The words give the writing the potential to become anything. However, there are times when the writing becomes nothing more than a compilation of words and phrases that don’t really say anything, but keep going and going only because they are linked together with and’s, but’s, and or’s.

The writer becomes so caught up in formatting the sentence that he or she is continually editing while composing, and then sentences become ineffective. When writing is planned the sentences lend thmeselves to being a) long, b) boring, c) confusing, or d) all of the above. For some writers, the result is that the initial idea is lost in a tangled web of grammatical nightmares more often than not. This is why it is imperative that any piece of work should begin with freewriting before the first words are ever laid onto the page.
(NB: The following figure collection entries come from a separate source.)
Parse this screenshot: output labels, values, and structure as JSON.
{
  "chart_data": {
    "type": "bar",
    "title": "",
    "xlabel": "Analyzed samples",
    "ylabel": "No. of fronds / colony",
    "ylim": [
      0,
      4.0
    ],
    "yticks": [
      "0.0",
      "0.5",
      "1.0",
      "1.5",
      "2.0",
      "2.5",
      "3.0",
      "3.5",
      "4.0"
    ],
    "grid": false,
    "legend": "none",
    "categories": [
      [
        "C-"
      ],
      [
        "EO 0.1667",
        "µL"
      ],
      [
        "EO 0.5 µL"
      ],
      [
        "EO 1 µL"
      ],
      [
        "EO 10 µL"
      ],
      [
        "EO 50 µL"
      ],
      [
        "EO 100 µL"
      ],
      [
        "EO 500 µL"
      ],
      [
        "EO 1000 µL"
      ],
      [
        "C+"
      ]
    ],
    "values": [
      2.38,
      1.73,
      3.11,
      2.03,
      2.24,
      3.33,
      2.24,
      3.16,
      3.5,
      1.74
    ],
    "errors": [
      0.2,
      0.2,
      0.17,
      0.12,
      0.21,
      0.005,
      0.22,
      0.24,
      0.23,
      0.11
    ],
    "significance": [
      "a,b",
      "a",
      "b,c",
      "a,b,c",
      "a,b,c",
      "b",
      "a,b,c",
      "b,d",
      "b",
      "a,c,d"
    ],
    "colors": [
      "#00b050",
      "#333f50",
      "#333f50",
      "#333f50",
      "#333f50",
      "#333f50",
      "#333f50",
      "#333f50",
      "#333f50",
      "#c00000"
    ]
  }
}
Freewriting is one technique of prewriting writers can use when they are working on any type of writing.

Freewriting enables the writer to get past the conventional frame of work because it allows ideas to flow from the mind to the pen. In freewriting there are no walls or boundaries to cast a grammatical shadow on the writer. Freewriting is fast. It should be written that way. It is also important that the writer keep writing even if ideas that seem completely unrelated begin to materialize on the page. If the writing becomes irrational, or if it stops making sense don’t stop. Don’t edit. Don’t scratch it out because these “irrational” ideas signify that the writer is moving past the conventional framework and allowing new ideas to come forth on the page.

Note: Freewriting should never be considered polished work. It is a tool for bringing forth ideas so that they might be polished later during the formal part of the writing process.